A bit of web surfing turned up directions to the Daytona Speedway. There are no races in April, but they give tours if the racetrack, and Aran is a NASCAR fan. Mackie isn't, but I told him that he could choose the afternoon activity if he went along without complaining.
The racetrack is only fifteen minutes away from the condo and it was easy to find. An attached building outside it has a NASCAR museum in it. I bought tickets for the racetrack tour and then we examined the museum while we waited for the tour to start. The museum had a racecar in it and other memorabilia, which Aran liked.

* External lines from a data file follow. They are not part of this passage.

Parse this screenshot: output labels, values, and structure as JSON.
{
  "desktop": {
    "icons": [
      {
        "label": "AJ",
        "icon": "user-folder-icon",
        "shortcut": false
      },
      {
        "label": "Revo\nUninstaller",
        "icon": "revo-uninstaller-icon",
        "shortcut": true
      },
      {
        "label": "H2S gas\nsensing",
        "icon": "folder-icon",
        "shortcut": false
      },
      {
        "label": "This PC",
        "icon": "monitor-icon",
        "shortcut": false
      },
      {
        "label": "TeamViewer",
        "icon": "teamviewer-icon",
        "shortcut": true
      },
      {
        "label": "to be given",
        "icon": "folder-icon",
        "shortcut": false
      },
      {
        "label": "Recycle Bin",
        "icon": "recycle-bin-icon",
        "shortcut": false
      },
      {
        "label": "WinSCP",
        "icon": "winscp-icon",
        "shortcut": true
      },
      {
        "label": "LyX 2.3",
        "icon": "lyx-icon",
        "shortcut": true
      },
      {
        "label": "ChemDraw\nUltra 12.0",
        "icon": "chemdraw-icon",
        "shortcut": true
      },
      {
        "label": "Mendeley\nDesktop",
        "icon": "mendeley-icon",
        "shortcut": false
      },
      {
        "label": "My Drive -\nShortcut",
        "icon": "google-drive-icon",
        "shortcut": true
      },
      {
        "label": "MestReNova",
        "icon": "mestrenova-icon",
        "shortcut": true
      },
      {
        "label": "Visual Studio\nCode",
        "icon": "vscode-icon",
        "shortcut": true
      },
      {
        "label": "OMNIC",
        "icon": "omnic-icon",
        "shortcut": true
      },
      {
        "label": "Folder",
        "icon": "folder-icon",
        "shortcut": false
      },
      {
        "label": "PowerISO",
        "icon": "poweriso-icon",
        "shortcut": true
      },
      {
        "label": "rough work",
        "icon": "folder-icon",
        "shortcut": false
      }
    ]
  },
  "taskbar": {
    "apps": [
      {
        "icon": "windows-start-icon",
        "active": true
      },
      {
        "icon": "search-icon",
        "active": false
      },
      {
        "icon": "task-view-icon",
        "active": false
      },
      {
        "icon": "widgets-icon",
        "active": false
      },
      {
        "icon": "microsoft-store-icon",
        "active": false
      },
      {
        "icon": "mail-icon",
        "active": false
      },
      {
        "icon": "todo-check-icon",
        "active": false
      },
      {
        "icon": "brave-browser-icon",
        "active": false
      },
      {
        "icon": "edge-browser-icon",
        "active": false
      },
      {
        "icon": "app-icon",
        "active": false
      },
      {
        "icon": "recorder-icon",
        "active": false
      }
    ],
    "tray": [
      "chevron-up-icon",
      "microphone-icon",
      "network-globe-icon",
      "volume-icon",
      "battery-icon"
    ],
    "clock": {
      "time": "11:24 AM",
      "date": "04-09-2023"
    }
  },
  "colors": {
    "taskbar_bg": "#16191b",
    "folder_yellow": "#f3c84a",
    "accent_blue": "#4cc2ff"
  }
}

The tour was outside on trams pulled by a truck, and the 12:00 one filled up, much to our annoyance. We had to wait another half hour in the outdoor queue while they scrounged up another tram and tour guide. The other tourists, the boys, and I stood in line and fumed. However, this ultimately turned out to be a good thing--people were crushed into the 12:00 tram, and when the scared-up 12:30 tram showed up, there were only enough people to fill it by a third. So we had more leg room and we didn't have to wait around as long for people to do things like take pictures later on the tour. Cool!
The tram took us all over. We trundled down the racetrack ("The cars rush down this pavement at 200 miles per hour. We're topping 15 right now," said the guide) and saw the turn bank and the pit stops and the garage area (complete with awesome racecars in it). We got to visit the press box and look down at the track from six stories and learn something about the history of racing at Daytona Beach.
I don't remember why or in what context, but I had done a bunch of reading about racing at Daytona Beach several months ago. NASCAR evolved out of a bunch of guys who raced their cars down the sands of the beach in 1903 or so at terrifying speeds of 50 miles per hour. The eventually carved an oval track in the sand dunes, and more and more people came to watch. The crowds and the speeds eventually made it too unwieldy to keep down at the beach, and in the 50s, a racetrack was constructed and NASCAR was born. However, to this day, you can still drive on Daytona Beach, though much more slowly.
Anyway, the tour was pretty interesting. Mackie, who has no interest in NASCAR whatsoever, behaved very well all throughout, and at the end, as I promised, I told him we could do whatever he wanted to do. I was expecting to hear he wanted to go to a water park or mini golf or an arcade, but he wanted everyone to go swimming in the ocean at the hotel.
And that's what we did. The waves were still high, and they bashed everyone around quite a lot. Eventually, the boys got tired--ocean swimming is draining--and they finished up in the hotel pool. Supper was at Uno's Pizza (which I love but has disappeared from Michigan) and then quiet time at the condo.